DEAREST GUARDIAN ANGEL,
My apologies for the delay in sending this thank you note. But sometimes it takes awhile for these things to sink in, to understand the gravity of the situation and what may have been.
For me, it was my husband stating, “He could have taken any one of us out.”
That comment slapped me like a sub-zero January morning. Rarely does Randy express such a strong opinion.
But he was right to assess just how bad this could have been—had I not glimpsed the white pick-up truck from the corner of my eye and yelled for my husband to stop, just as our 1995 Chrysler Concorde entered the intersection.
They always say it happens in an instant. How true. The glimpse of white. The realization that the truck was not slowing to stop for the red light on the four-lane. The thought formulating into words. The warning spewed from my lips. The foot to brake. The truck whizzing past, never slowing. The driver, totally clueless.

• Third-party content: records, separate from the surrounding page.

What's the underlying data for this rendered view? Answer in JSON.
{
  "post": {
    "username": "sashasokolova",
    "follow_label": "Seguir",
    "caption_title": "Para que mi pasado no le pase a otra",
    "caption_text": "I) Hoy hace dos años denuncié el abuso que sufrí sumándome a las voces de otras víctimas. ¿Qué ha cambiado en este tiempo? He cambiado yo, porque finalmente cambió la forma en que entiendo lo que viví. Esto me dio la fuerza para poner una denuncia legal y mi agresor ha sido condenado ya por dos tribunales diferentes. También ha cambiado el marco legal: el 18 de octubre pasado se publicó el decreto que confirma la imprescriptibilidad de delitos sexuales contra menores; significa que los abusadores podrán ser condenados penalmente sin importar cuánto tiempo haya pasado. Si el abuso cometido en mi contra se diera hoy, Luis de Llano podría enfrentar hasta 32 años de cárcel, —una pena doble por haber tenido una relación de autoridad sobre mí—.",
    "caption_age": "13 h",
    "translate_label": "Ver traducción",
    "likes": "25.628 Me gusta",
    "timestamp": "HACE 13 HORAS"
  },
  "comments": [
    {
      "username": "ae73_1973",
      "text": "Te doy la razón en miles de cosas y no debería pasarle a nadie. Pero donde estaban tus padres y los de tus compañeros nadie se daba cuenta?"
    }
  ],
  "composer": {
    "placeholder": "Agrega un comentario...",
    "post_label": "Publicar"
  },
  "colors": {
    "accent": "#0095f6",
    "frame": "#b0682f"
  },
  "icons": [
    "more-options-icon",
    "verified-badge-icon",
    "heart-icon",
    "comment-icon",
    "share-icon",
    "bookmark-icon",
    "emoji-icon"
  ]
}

You, dearest angel, I am convinced, were hovering at Minnesota Highways 60 and 21, one of the busiest intersections in Faribault, around 10:30 p.m. Thursday. There is no other explanation. I could easily have been looking the other way, not spoken soon enough. My husband could have delayed his reaction.
Had Randy not stopped when he did, the truck would have t-boned our car, a direct hit to the driver’s side. I don’t even want to think about the serious injuries that would have been inflicted upon my loved ones, including our 19-year-old son sitting behind his dad and just home from Fargo for Easter.
I do not go through life unnecessarily pondering the “what ifs.” But sometimes particular events stick with you for a few days as reminders of how life truly can change, just like that. I suppose this incident lingers even more given my future son-in-law’s car was totaled by a red light runner in St. Paul several months ago.
My family’s near-collision Thursday evening was reinforced two days later by two drivers, both distracted by cell phones, who pulled out in front of us. One driver stopped just in time. The other, a woman in a van, head bent either texting or dialing, paused at a stop sign and drove straight into our path, not even noticing our approaching van.
To be honest, it scares the hell out of me sometimes how distracted and clueless many drivers are today.
My apologies, dear guardian angel, for referencing my concern with that overused phrase. But sometimes even writers struggle to define stupidity.